As a voiceover artist, you have to become competent at seamlessly reading text loud, in a room full of strangers and often with subject matter that is unfamiliar at best and downright alien at worst. This involves training your brain to scan ahead to find and grasp the upcoming sentence before you’ve finished vocalising the current one. This really does develop your sight reading skills and has helped me so much with acting auditions.
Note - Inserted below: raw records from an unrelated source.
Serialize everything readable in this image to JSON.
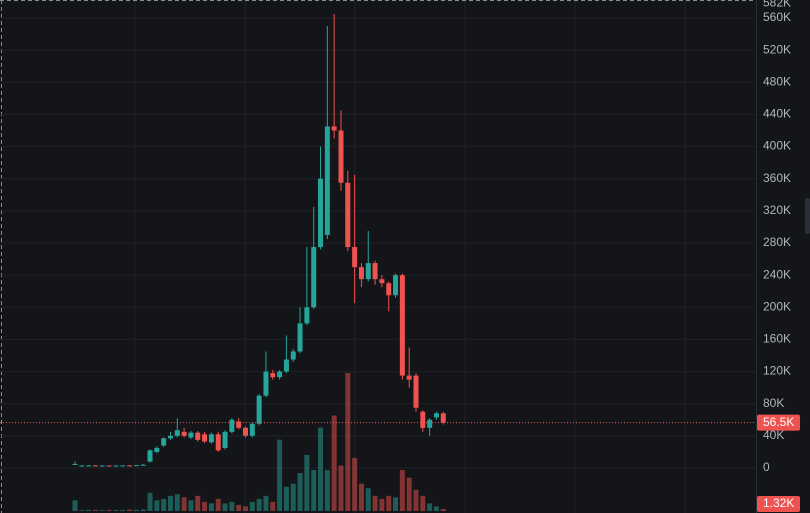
{
  "chart_data": {
    "type": "candlestick",
    "open": [
      4500,
      3000,
      3000,
      3200,
      3000,
      3100,
      3000,
      3000,
      3200,
      3000,
      3500,
      8000,
      20000,
      28000,
      37000,
      40000,
      45000,
      38000,
      44000,
      42000,
      32000,
      42000,
      25000,
      45000,
      58000,
      50000,
      40000,
      55000,
      90000,
      118000,
      113000,
      120000,
      135000,
      145000,
      180000,
      200000,
      275000,
      290000,
      425000,
      420000,
      355000,
      275000,
      250000,
      235000,
      255000,
      235000,
      230000,
      215000,
      240000,
      115000,
      115000,
      70000,
      50000,
      63000,
      68000
    ],
    "high": [
      8000,
      3500,
      3600,
      3700,
      3500,
      3600,
      3500,
      3500,
      3700,
      3600,
      5000,
      23000,
      27000,
      38000,
      45000,
      62000,
      50000,
      46000,
      46000,
      45000,
      44000,
      45000,
      47000,
      62000,
      62000,
      52000,
      57000,
      92000,
      145000,
      122000,
      122000,
      165000,
      148000,
      200000,
      275000,
      325000,
      400000,
      550000,
      565000,
      445000,
      370000,
      365000,
      255000,
      295000,
      258000,
      240000,
      232000,
      242000,
      242000,
      150000,
      118000,
      72000,
      62000,
      70000,
      70000
    ],
    "low": [
      4000,
      2800,
      2800,
      3000,
      2800,
      2900,
      2800,
      2800,
      3000,
      2800,
      3000,
      7000,
      18000,
      26000,
      35000,
      38000,
      38000,
      36000,
      33000,
      31000,
      30000,
      20000,
      23000,
      43000,
      48000,
      38000,
      38000,
      53000,
      88000,
      110000,
      110000,
      118000,
      132000,
      143000,
      178000,
      198000,
      272000,
      285000,
      410000,
      345000,
      270000,
      205000,
      225000,
      232000,
      228000,
      225000,
      195000,
      212000,
      110000,
      100000,
      70000,
      45000,
      40000,
      60000,
      54000
    ],
    "close": [
      5000,
      3000,
      3200,
      3000,
      3100,
      3000,
      3000,
      3200,
      3000,
      3500,
      4000,
      22000,
      25000,
      37000,
      40000,
      47000,
      40000,
      44000,
      35000,
      33000,
      42000,
      22000,
      45000,
      60000,
      50000,
      40000,
      55000,
      90000,
      120000,
      113000,
      120000,
      135000,
      145000,
      180000,
      200000,
      275000,
      360000,
      425000,
      420000,
      355000,
      275000,
      250000,
      235000,
      255000,
      235000,
      230000,
      215000,
      240000,
      115000,
      110000,
      75000,
      50000,
      60000,
      68000,
      56500
    ],
    "volume": [
      7000,
      600,
      700,
      800,
      600,
      700,
      600,
      700,
      900,
      800,
      1000,
      12000,
      7000,
      8000,
      10000,
      11000,
      9000,
      7000,
      10000,
      6000,
      5000,
      8000,
      5000,
      6000,
      4000,
      3000,
      6000,
      8000,
      10000,
      6000,
      47000,
      16000,
      18000,
      25000,
      37000,
      27000,
      55000,
      27000,
      63000,
      30000,
      91000,
      35000,
      18000,
      15000,
      10000,
      8000,
      10000,
      9000,
      27000,
      22000,
      14000,
      10000,
      5000,
      3000,
      1320
    ],
    "last_price_label": "56.5K",
    "last_volume_label": "1.32K",
    "up_color": "#26a69a",
    "down_color": "#ef5350",
    "ylim": [
      -56000,
      582400
    ],
    "yticks": [
      {
        "value": 0,
        "label": "0"
      },
      {
        "value": 40000,
        "label": "40K"
      },
      {
        "value": 80000,
        "label": "80K"
      },
      {
        "value": 120000,
        "label": "120K"
      },
      {
        "value": 160000,
        "label": "160K"
      },
      {
        "value": 200000,
        "label": "200K"
      },
      {
        "value": 240000,
        "label": "240K"
      },
      {
        "value": 280000,
        "label": "280K"
      },
      {
        "value": 320000,
        "label": "320K"
      },
      {
        "value": 360000,
        "label": "360K"
      },
      {
        "value": 400000,
        "label": "400K"
      },
      {
        "value": 440000,
        "label": "440K"
      },
      {
        "value": 480000,
        "label": "480K"
      },
      {
        "value": 520000,
        "label": "520K"
      },
      {
        "value": 560000,
        "label": "560K"
      }
    ],
    "top_label": {
      "value": 582000,
      "label": "582K"
    },
    "grid": true
  }
}
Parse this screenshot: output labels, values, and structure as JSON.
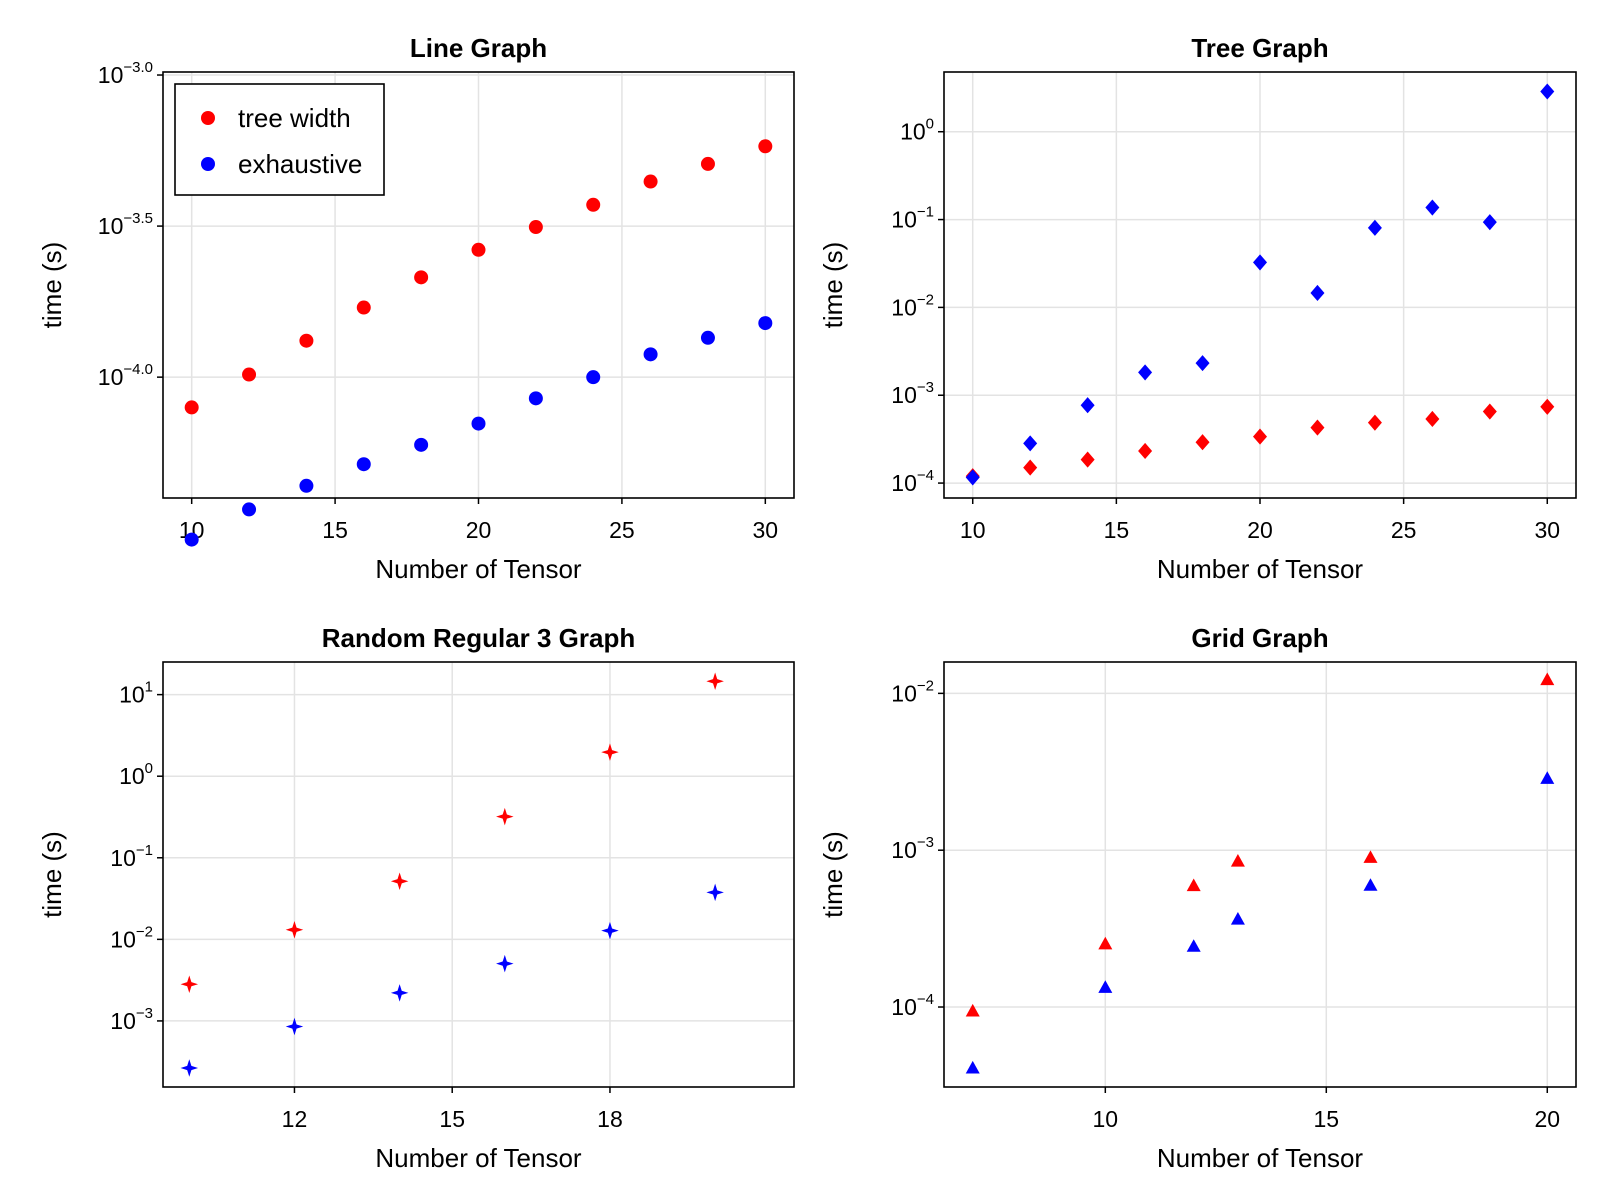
{
  "chart_data": [
    {
      "type": "scatter",
      "title": "Line Graph",
      "xlabel": "Number of Tensor",
      "ylabel": "time (s)",
      "yscale": "log10",
      "xlim": [
        9,
        31
      ],
      "ylim_log10": [
        -4.4,
        -2.99
      ],
      "marker": "circle",
      "xticks": [
        {
          "v": 10,
          "t": "10"
        },
        {
          "v": 15,
          "t": "15"
        },
        {
          "v": 20,
          "t": "20"
        },
        {
          "v": 25,
          "t": "25"
        },
        {
          "v": 30,
          "t": "30"
        }
      ],
      "yticks": [
        {
          "v": -4.0,
          "base": "10",
          "exp": "−4.0"
        },
        {
          "v": -3.5,
          "base": "10",
          "exp": "−3.5"
        },
        {
          "v": -3.0,
          "base": "10",
          "exp": "−3.0"
        }
      ],
      "grid": true,
      "legend": {
        "position": "top-left",
        "entries": [
          "tree width",
          "exhaustive"
        ]
      },
      "series": [
        {
          "name": "tree width",
          "color": "#ff0000",
          "x": [
            10,
            12,
            14,
            16,
            18,
            20,
            22,
            24,
            26,
            28,
            30
          ],
          "y": [
            7.94e-05,
            0.000102,
            0.000132,
            0.00017,
            0.000214,
            0.000264,
            0.000314,
            0.000372,
            0.000444,
            0.000508,
            0.000581
          ]
        },
        {
          "name": "exhaustive",
          "color": "#0000ff",
          "x": [
            10,
            12,
            14,
            16,
            18,
            20,
            22,
            24,
            26,
            28,
            30
          ],
          "y": [
            2.9e-05,
            3.65e-05,
            4.37e-05,
            5.15e-05,
            5.97e-05,
            7.02e-05,
            8.51e-05,
            0.0001,
            0.000119,
            0.000135,
            0.000151
          ]
        }
      ]
    },
    {
      "type": "scatter",
      "title": "Tree Graph",
      "xlabel": "Number of Tensor",
      "ylabel": "time (s)",
      "yscale": "log10",
      "xlim": [
        9,
        31
      ],
      "ylim_log10": [
        -4.17,
        0.68
      ],
      "marker": "diamond",
      "xticks": [
        {
          "v": 10,
          "t": "10"
        },
        {
          "v": 15,
          "t": "15"
        },
        {
          "v": 20,
          "t": "20"
        },
        {
          "v": 25,
          "t": "25"
        },
        {
          "v": 30,
          "t": "30"
        }
      ],
      "yticks": [
        {
          "v": -4,
          "base": "10",
          "exp": "−4"
        },
        {
          "v": -3,
          "base": "10",
          "exp": "−3"
        },
        {
          "v": -2,
          "base": "10",
          "exp": "−2"
        },
        {
          "v": -1,
          "base": "10",
          "exp": "−1"
        },
        {
          "v": 0,
          "base": "10",
          "exp": "0"
        }
      ],
      "grid": true,
      "series": [
        {
          "name": "tree width",
          "color": "#ff0000",
          "x": [
            10,
            12,
            14,
            16,
            18,
            20,
            22,
            24,
            26,
            28,
            30
          ],
          "y": [
            0.00012,
            0.00015,
            0.000185,
            0.000232,
            0.000292,
            0.000338,
            0.000428,
            0.000487,
            0.000537,
            0.000652,
            0.000739
          ]
        },
        {
          "name": "exhaustive",
          "color": "#0000ff",
          "x": [
            10,
            12,
            14,
            16,
            18,
            20,
            22,
            24,
            26,
            28,
            30
          ],
          "y": [
            0.000116,
            0.000283,
            0.00077,
            0.00182,
            0.00232,
            0.0325,
            0.0146,
            0.0805,
            0.137,
            0.0934,
            2.87
          ]
        }
      ]
    },
    {
      "type": "scatter",
      "title": "Random Regular 3 Graph",
      "xlabel": "Number of Tensor",
      "ylabel": "time (s)",
      "yscale": "log10",
      "xlim": [
        9.5,
        21.5
      ],
      "ylim_log10": [
        -3.81,
        1.4
      ],
      "marker": "star4",
      "xticks": [
        {
          "v": 12,
          "t": "12"
        },
        {
          "v": 15,
          "t": "15"
        },
        {
          "v": 18,
          "t": "18"
        }
      ],
      "yticks": [
        {
          "v": -3,
          "base": "10",
          "exp": "−3"
        },
        {
          "v": -2,
          "base": "10",
          "exp": "−2"
        },
        {
          "v": -1,
          "base": "10",
          "exp": "−1"
        },
        {
          "v": 0,
          "base": "10",
          "exp": "0"
        },
        {
          "v": 1,
          "base": "10",
          "exp": "1"
        }
      ],
      "grid": true,
      "series": [
        {
          "name": "tree width",
          "color": "#ff0000",
          "x": [
            10,
            12,
            14,
            16,
            18,
            20
          ],
          "y": [
            0.00282,
            0.0131,
            0.0515,
            0.32,
            1.97,
            14.6
          ]
        },
        {
          "name": "exhaustive",
          "color": "#0000ff",
          "x": [
            10,
            12,
            14,
            16,
            18,
            20
          ],
          "y": [
            0.000265,
            0.000853,
            0.00221,
            0.00504,
            0.0128,
            0.0376
          ]
        }
      ]
    },
    {
      "type": "scatter",
      "title": "Grid Graph",
      "xlabel": "Number of Tensor",
      "ylabel": "time (s)",
      "yscale": "log10",
      "xlim": [
        6.35,
        20.65
      ],
      "ylim_log10": [
        -4.51,
        -1.8
      ],
      "marker": "triangle",
      "xticks": [
        {
          "v": 10,
          "t": "10"
        },
        {
          "v": 15,
          "t": "15"
        },
        {
          "v": 20,
          "t": "20"
        }
      ],
      "yticks": [
        {
          "v": -4,
          "base": "10",
          "exp": "−4"
        },
        {
          "v": -3,
          "base": "10",
          "exp": "−3"
        },
        {
          "v": -2,
          "base": "10",
          "exp": "−2"
        }
      ],
      "grid": true,
      "series": [
        {
          "name": "tree width",
          "color": "#ff0000",
          "x": [
            7,
            10,
            12,
            13,
            16,
            20
          ],
          "y": [
            9.4e-05,
            0.000252,
            0.000592,
            0.000849,
            0.000896,
            0.0122
          ]
        },
        {
          "name": "exhaustive",
          "color": "#0000ff",
          "x": [
            7,
            10,
            12,
            13,
            16,
            20
          ],
          "y": [
            4.07e-05,
            0.000133,
            0.000243,
            0.000362,
            0.000595,
            0.00286
          ]
        }
      ]
    }
  ]
}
It has also helped me exponentially when I do presenting work. As a TV and Corporate Video presenter, I work with autocue, and I have noticed that the more voiceover work I do, the better my autocue skills become. Keeping up with a scrolling script without tripping over your words every paragraph is no mean feat. I thank voiceover work for providing me with this valuable skill.
5. Knowledge is power
Finally, I have always been one for learning. Call it nosy, but I love finding out about new subjects and advancing my knowledge in current interests. Many of the narrative scripts I am handed, scripts for museum audio guides, and even explainer videos, contain interesting information or facts that I would never normally have been exposed to. I am constantly learning new things, much of it interesting, useful or both.
I feel truly blessed that I can get paid for learning. Whether it is a script on ‘the types and causes of urinary incontinence’ or something a little more colourful; ‘the life and works of Van Gough’ for instance, I am always happy for the new knowledge.
So there you have it. Just 5 surprising benefits of working as a voiceover artist. Who knows, over the years, I may notice even more and add to this blog post!